Wychodzi na to, że pojechałbym chętnie i tu i tu i tu ale w innym terminie. Termos termosem trawnik trawnikiem ale nie jestem już nastolatkiem, nie jeżdżę do Jarocina, nie lubię już tłumów. Przedsięwziąłbym wycieczkę do Londynu na królewski ślub i do Rzymu na zatwierdzenie legalności kultu, ale przeszkadzało mi wszystko związane z ślubem i wszystko dotyczące watykańskiej celebry. Na ślub bym pojechał bo na weselach się pije. Na beatyfikacje ze względów podobnych. O tym, że będzie biba przed Białym Domem wiadomo było od dziesięciu lat. Odkąd Bush zapowiedział polowanie. Tłum przed chatą Obamy nie wyglądał na przygnębiony a poszczególne jego elementy na trzeźwe. Byłbym tam wszędzie z przyjemnością, bo chętnie bym się zabawił.

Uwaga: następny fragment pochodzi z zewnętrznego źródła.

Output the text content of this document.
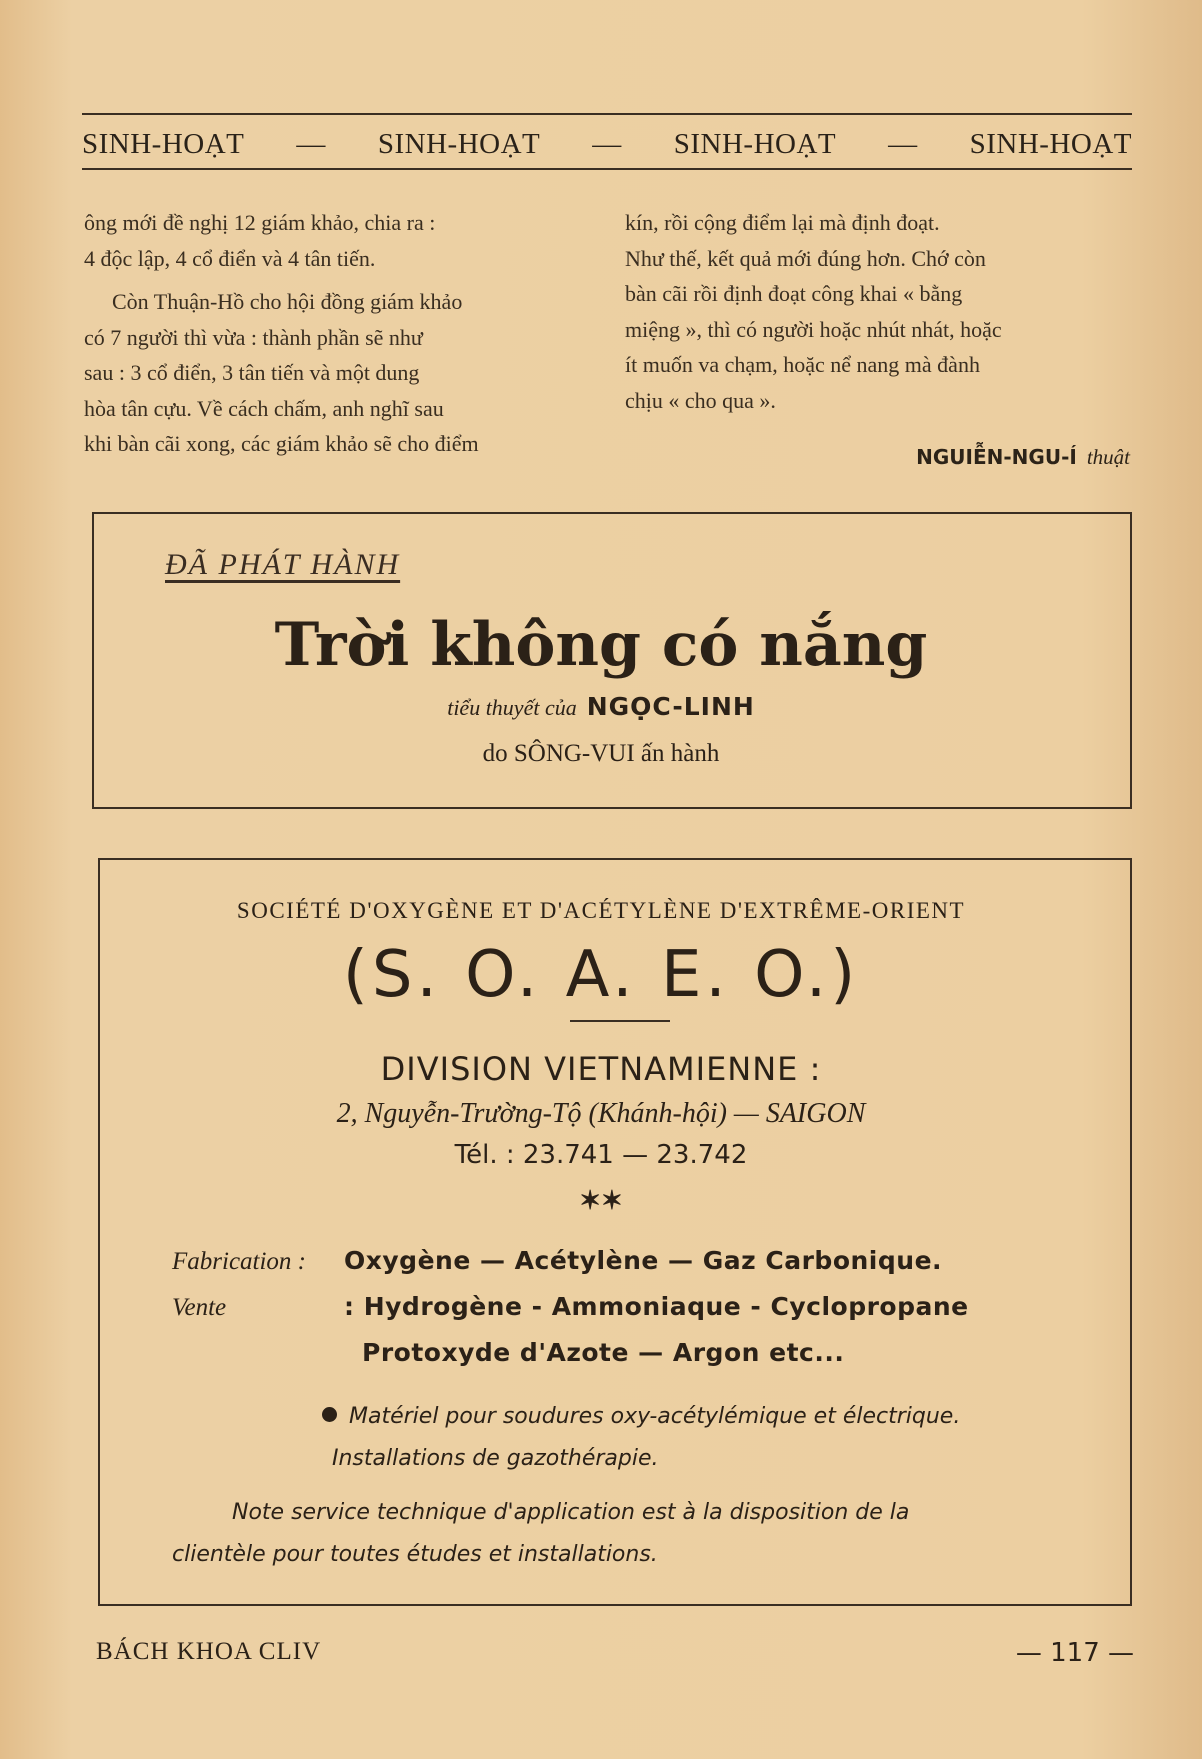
SINH-HOẠT — SINH-HOẠT — SINH-HOẠT — SINH-HOẠT

ông mới đề nghị 12 giám khảo, chia ra :

4 độc lập, 4 cổ điển và 4 tân tiến.

Còn Thuận-Hồ cho hội đồng giám khảo

có 7 người thì vừa : thành phần sẽ như

sau : 3 cổ điển, 3 tân tiến và một dung

hòa tân cựu. Về cách chấm, anh nghĩ sau

khi bàn cãi xong, các giám khảo sẽ cho điểm

kín, rồi cộng điểm lại mà định đoạt.

Như thế, kết quả mới đúng hơn. Chớ còn

bàn cãi rồi định đoạt công khai « bằng

miệng », thì có người hoặc nhút nhát, hoặc

ít muốn va chạm, hoặc nể nang mà đành

chịu « cho qua ».

NGUIỄN-NGU-Í thuật
ĐÃ PHÁT HÀNH
Trời không có nắng
tiểu thuyết của NGỌC-LINH
do SÔNG-VUI ấn hành
SOCIÉTÉ D'OXYGÈNE ET D'ACÉTYLÈNE D'EXTRÊME-ORIENT
(S. O. A. E. O.)
DIVISION VIETNAMIENNE :
2, Nguyễn-Trường-Tộ (Khánh-hội) — SAIGON
Tél. : 23.741 — 23.742
✶✶
Fabrication : Oxygène — Acétylène — Gaz Carbonique.
Vente	: Hydrogène - Ammoniaque - Cyclopropane
Protoxyde d'Azote — Argon etc...
Matériel pour soudures oxy-acétylémique et électrique.
Installations de gazothérapie.
Note service technique d'application est à la disposition de la
clientèle pour toutes études et installations.
BÁCH KHOA CLIV	— 117 —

W Boga nie wierzę wiec nie chciałem wygłupiać się biorąc udziale chrześcijańskich celebracjach. Na ślub nie dostałem oficjalnego papierowego zaproszenia, które mógłbym w kieszeni mocno zmiętolić, ale kiedy przyjdzie czas wyprodukować i zaprezentować, obraziłem się więc, nie pojechałem. Śmierci islamisty terrorysty nie oblewałem, bo raz daleko, dwa nie mam wizy, trzy, czasu. Osama jako prawowity syn Islamu, który zginął bohaterską śmiercią z niewiernych rąk jest już pewnie sam święty i spoczywa nieosiągalny na łonie Abrahama.
Też mam jednak swoje fantazje. Cholernie czasem doskwiera mi samotność. Nie spotykam się z ludźmi, nie dostaje zaproszeń na imprezy. Mimo, że ochrzczony i jeszcze jakby żywy, poleżałbym z wielką chęcią na jakimś, koniecznie nie na abrahamim, łonie.
I tak łikend, podczas którego miliony świętowały pod gołym niebem spędziłem w domu. Nie ukrywam, golizna chodziła mi po głowie. Większość czasu spokojnie leżałem i marzyłem, dzięki czemu nie mam dziś nawet śladu kaca i wypoczęte wszystkie członki. No, prawie wszystkie.